O Grupo-Tarefa (GT) do General Belgrano estava navegando a 13 nós, acompanhado pelo Conqueror, que fazia perseguição padrão “sprint-and-drift”, que consiste em navegar em grande profundidade a 18 nós por 15 ou 20 minutos, subindo depois para a cota periscópica, navegando a 5 nós, a fim de atualizar a posição do alvo pelo oficial de controle de tiro. Depois, a perseguição recomeçava.

O temor de Woodward e do comandante do submarino era o cruzador rumar para o banco Burdwood, uma elevação no fundo do mar que obrigaria o submarino a navegar numa profundidade menor e perder o contato com seu alvo. Por isso a pressa em tomar logo a iniciativa de atacá-lo, enquanto havia contato.

Às 08h10 do dia 2 de maio, o GT do General Belgrano mudou de curso, agora rumando para o continente. Às 13h30, o Conqueror recebeu o sinal de mudança de ROE vindo da Inglaterra.

O Comandante do submarino, capitão Christopher Wreford-Brown, comentou mais tarde suas impressões sobre a navegação tática do cruzador:

“O comandante do navio, capitão Hector Bonzo, parecia não estar nem um pouco preocupado em ser alvo naquele momento”. O cruzador navegava a 13 nós, com sua escolta de destróieres mais à frente, num leve ziguezague. O comandante do navio argentino não era submarinista e parecia conhecer pouco de submarinos, principalmente os nucleares. Se conhecesse, estaria navegando em velocidade bem mais alta, com os navios-escolta lado a lado protegendo seu costado e fazendo um ziguezague mais agressivo, para evitar possíveis torpedos. Para completar, os escoltas do General Belgrano estavam navegando com os sonares ativos desligados.”

Às 18h30, o HMS Conqueror aproximou-se do General Belgrano em alta velocidade por boreste, passando por baixo de seu alvo e subindo para a cota periscópica por bombordo, a fim de conseguir uma boa solução de tiro.

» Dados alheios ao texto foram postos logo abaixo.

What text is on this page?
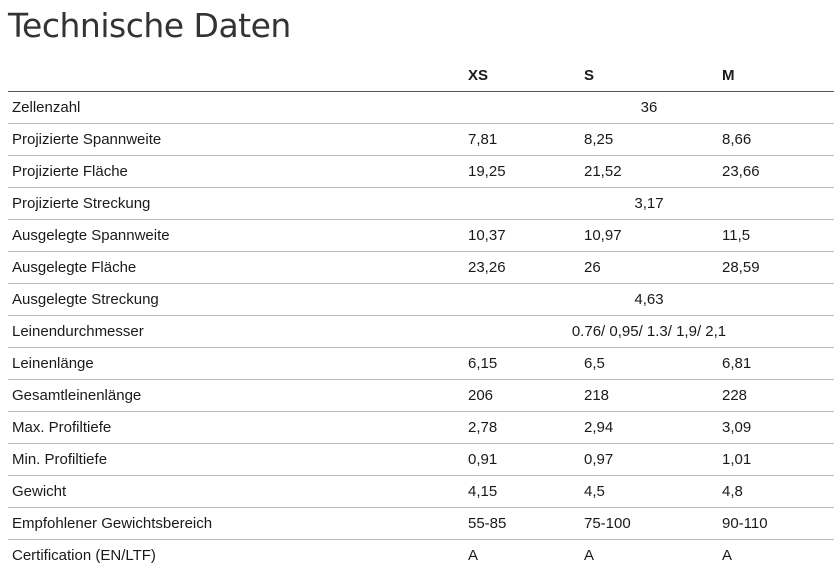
Technische Daten
	XS	S	M
Zellenzahl	36		
Projizierte Spannweite	7,81	8,25	8,66
Projizierte Fläche	19,25	21,52	23,66
Projizierte Streckung	3,17		
Ausgelegte Spannweite	10,37	10,97	11,5
Ausgelegte Fläche	23,26	26	28,59
Ausgelegte Streckung	4,63		
Leinendurchmesser	0.76/ 0,95/ 1.3/ 1,9/ 2,1		
Leinenlänge	6,15	6,5	6,81
Gesamtleinenlänge	206	218	228
Max. Profiltiefe	2,78	2,94	3,09
Min. Profiltiefe	0,91	0,97	1,01
Gewicht	4,15	4,5	4,8
Empfohlener Gewichtsbereich	55-85	75-100	90-110
Certification (EN/LTF)	A	A	A
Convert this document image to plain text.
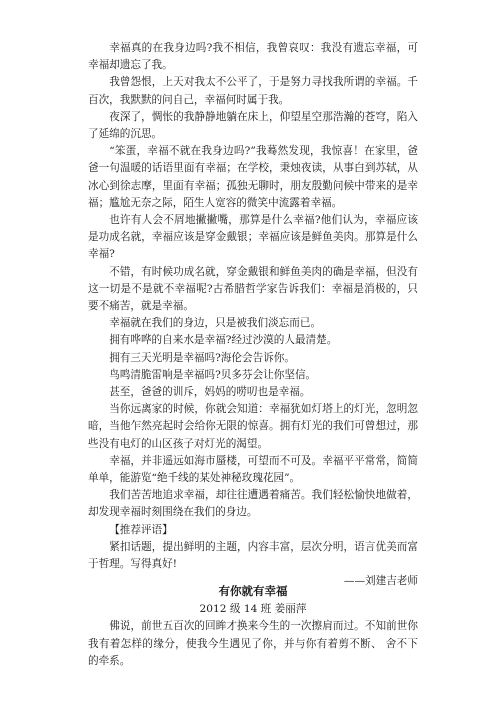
幸福真的在我身边吗?我不相信，我曾哀叹：我没有遗忘幸福，可幸福却遗忘了我。

我曾怨恨，上天对我太不公平了，于是努力寻找我所谓的幸福。千百次，我默默的问自己，幸福何时属于我。

夜深了，惆怅的我静静地躺在床上，仰望星空那浩瀚的苍穹，陷入了延绵的沉思。

“笨蛋，幸福不就在我身边吗?”我蓦然发现，我惊喜！在家里，爸爸一句温暖的话语里面有幸福；在学校，秉烛夜读，从事白到苏轼，从冰心到徐志摩，里面有幸福；孤独无聊时，朋友殷勤问候中带来的是幸福；尴尬无奈之际，陌生人宽容的微笑中流露着幸福。

也许有人会不屑地撇撇嘴，那算是什么幸福?他们认为，幸福应该是功成名就，幸福应该是穿金戴银；幸福应该是鲜鱼美肉。那算是什么幸福?

不错，有时候功成名就，穿金戴银和鲜鱼美肉的确是幸福，但没有这一切是不是就不幸福呢?古希腊哲学家告诉我们：幸福是消极的，只要不痛苦，就是幸福。

幸福就在我们的身边，只是被我们淡忘而已。

拥有哗哗的自来水是幸福?经过沙漠的人最清楚。

拥有三天光明是幸福吗?海伦会告诉你。

鸟鸣清脆雷响是幸福吗?贝多芬会让你坚信。

甚至，爸爸的训斥，妈妈的唠叨也是幸福。

当你远离家的时候，你就会知道：幸福犹如灯塔上的灯光，忽明忽暗，当他乍然亮起时会给你无限的惊喜。拥有灯光的我们可曾想过，那些没有电灯的山区孩子对灯光的渴望。

幸福，并非遥远如海市蜃楼，可望而不可及。幸福平平常常，简简单单，能游览“绝千线的某处神秘玫瑰花园”。

我们苦苦地追求幸福，却往往遭遇着痛苦。我们轻松愉快地做着，却发现幸福时刻围绕在我们的身边。

【推荐评语】

紧扣话题，提出鲜明的主题，内容丰富，层次分明，语言优美而富于哲理。写得真好!

——刘建吉老师

有你就有幸福
2012 级 14 班 姜丽萍

佛说，前世五百次的回眸才换来今生的一次擦肩而过。不知前世你我有着怎样的缘分，使我今生遇见了你，并与你有着剪不断、 舍不下的牵系。
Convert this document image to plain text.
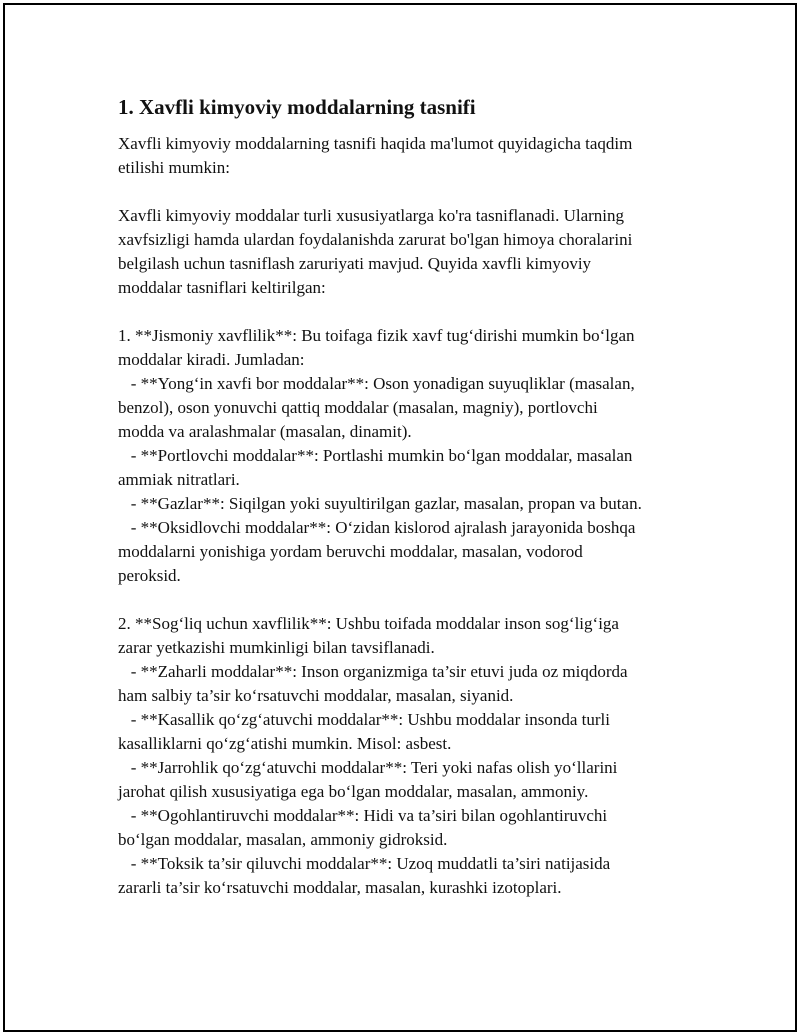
1. Xavfli kimyoviy moddalarning tasnifi

Xavfli kimyoviy moddalarning tasnifi haqida ma'lumot quyidagicha taqdim
etilishi mumkin:

Xavfli kimyoviy moddalar turli xususiyatlarga ko'ra tasniflanadi. Ularning
xavfsizligi hamda ulardan foydalanishda zarurat bo'lgan himoya choralarini
belgilash uchun tasniflash zaruriyati mavjud. Quyida xavfli kimyoviy
moddalar tasniflari keltirilgan:

1. **Jismoniy xavflilik**: Bu toifaga fizik xavf tug‘dirishi mumkin bo‘lgan
moddalar kiradi. Jumladan:
- **Yong‘in xavfi bor moddalar**: Oson yonadigan suyuqliklar (masalan,
benzol), oson yonuvchi qattiq moddalar (masalan, magniy), portlovchi
modda va aralashmalar (masalan, dinamit).
- **Portlovchi moddalar**: Portlashi mumkin bo‘lgan moddalar, masalan
ammiak nitratlari.
- **Gazlar**: Siqilgan yoki suyultirilgan gazlar, masalan, propan va butan.
- **Oksidlovchi moddalar**: O‘zidan kislorod ajralash jarayonida boshqa
moddalarni yonishiga yordam beruvchi moddalar, masalan, vodorod
peroksid.

2. **Sog‘liq uchun xavflilik**: Ushbu toifada moddalar inson sog‘lig‘iga
zarar yetkazishi mumkinligi bilan tavsiflanadi.
- **Zaharli moddalar**: Inson organizmiga ta’sir etuvi juda oz miqdorda
ham salbiy ta’sir ko‘rsatuvchi moddalar, masalan, siyanid.
- **Kasallik qo‘zg‘atuvchi moddalar**: Ushbu moddalar insonda turli
kasalliklarni qo‘zg‘atishi mumkin. Misol: asbest.
- **Jarrohlik qo‘zg‘atuvchi moddalar**: Teri yoki nafas olish yo‘llarini
jarohat qilish xususiyatiga ega bo‘lgan moddalar, masalan, ammoniy.
- **Ogohlantiruvchi moddalar**: Hidi va ta’siri bilan ogohlantiruvchi
bo‘lgan moddalar, masalan, ammoniy gidroksid.
- **Toksik ta’sir qiluvchi moddalar**: Uzoq muddatli ta’siri natijasida
zararli ta’sir ko‘rsatuvchi moddalar, masalan, kurashki izotoplari.
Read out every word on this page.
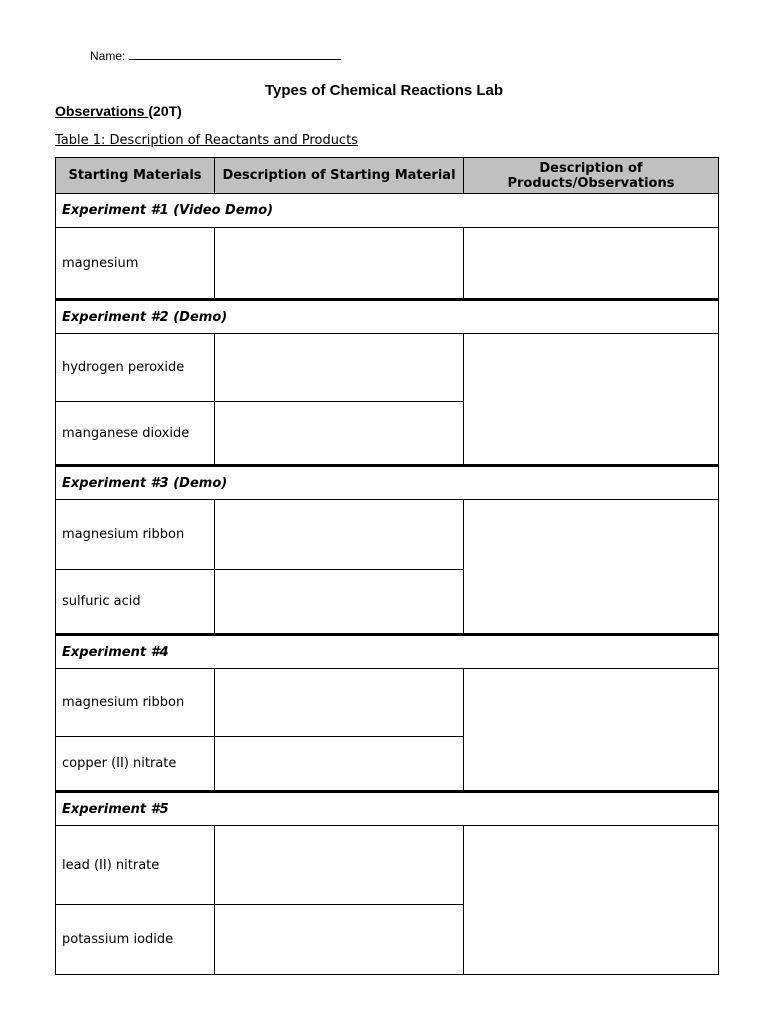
Name:
Types of Chemical Reactions Lab
Observations (20T)
Table 1: Description of Reactants and Products
Starting Materials	Description of Starting Material	Description of Products/Observations
Experiment #1 (Video Demo)		
magnesium		
Experiment #2 (Demo)		
hydrogen peroxide		
manganese dioxide		
Experiment #3 (Demo)		
magnesium ribbon		
sulfuric acid		
Experiment #4		
magnesium ribbon		
copper (II) nitrate		
Experiment #5		
lead (II) nitrate		
potassium iodide		
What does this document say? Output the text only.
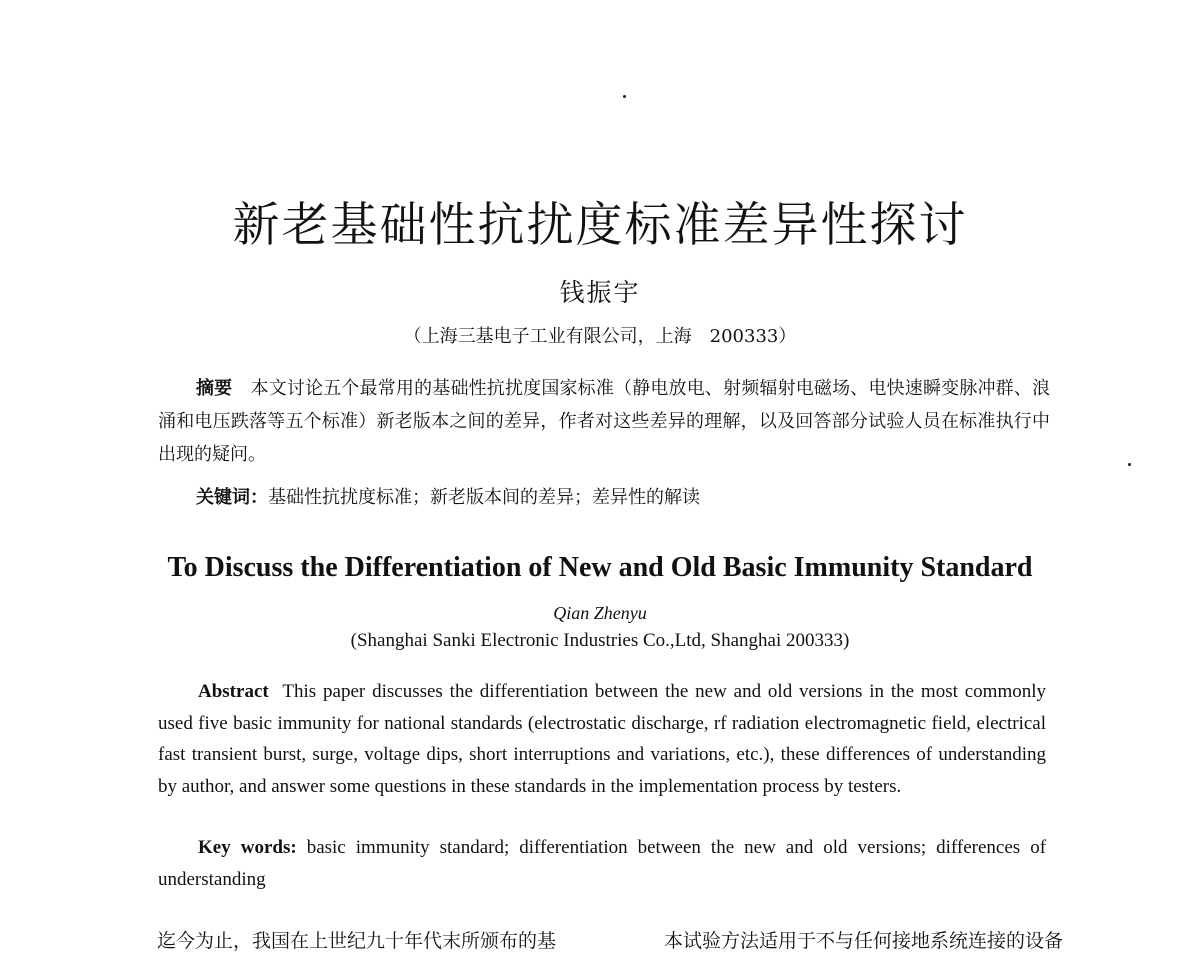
新老基础性抗扰度标准差异性探讨
钱振宇
（上海三基电子工业有限公司，上海　200333）

摘要　 本文讨论五个最常用的基础性抗扰度国家标准（静电放电、射频辐射电磁场、电快速瞬变脉冲群、浪涌和电压跌落等五个标准）新老版本之间的差异，作者对这些差异的理解，以及回答部分试验人员在标准执行中出现的疑问。

关键词：基础性抗扰度标准；新老版本间的差异；差异性的解读

To Discuss the Differentiation of New and Old Basic Immunity Standard
Qian Zhenyu
(Shanghai Sanki Electronic Industries Co.,Ltd, Shanghai 200333)

Abstract This paper discusses the differentiation between the new and old versions in the most commonly used five basic immunity for national standards (electrostatic discharge, rf radiation electromagnetic field, electrical fast transient burst, surge, voltage dips, short interruptions and variations, etc.), these differences of understanding by author, and answer some questions in these standards in the implementation process by testers.

Key words: basic immunity standard; differentiation between the new and old versions; differences of understanding

迄今为止，我国在上世纪九十年代末所颁布的基	本试验方法适用于不与任何接地系统连接的设备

O comandante Christopher já tinha se decidido em usar velhos torpedos de tiro reto Mk.8 da Segunda Guerra Mundial, pois levavam maior carga explosiva e eram mais confiáveis que os novos Tigerfish Mk.24, guiados a fio. Por precaução, os tubos estavam carregados com 3 torpedos Mk.8 e 3 Mk.24. Os torpedos foram disparados à proa do cruzador, para que encontrassem o navio numa posição futura.

HMS-Conqueror-Falklands-War
HMS Conqueror navegando na superfície acompanhado da HMS Penelope

Segundo o comandante do Conqueror, os disparos dos torpedos foram feitos à “queima-roupa”, numa distância de 1.380 jardas (1.255m), com os operadores de sonar do submarino ouvindo bem alto o característico som dos hélices do cruzador, algo parecido com “Chuff-chuff-chuff… chuff-chuff-chuff…”.

Após 55 segundos do disparo inicial, o primeiro torpedo explodiu na proa do cruzador, no ponto após a âncora e antes da primeira torreta. A proa foi arrancada pela explosão, sendo vista pelo periscópio pelo comandante Christopher, que ficou abismado. Logo veio a explosão do segundo torpedo, que atingiu o navio próximo à sua superestrutura.

Foto tirada por um sobrevivente em uma balsa salva-vidas, momentos antes do cruzador General Belgrano afundar nas águas geladas do Atlântico Sul
O cruzador inclinado e depois afundando. O Belgrano levou menos de uma hora para ir a pique

O terceiro torpedo acabou errando o cruzador e explodiu, por acionamento da espoleta de proximidade, perto da popa do destróier argentino ARA Bouchard, sem maiores danos.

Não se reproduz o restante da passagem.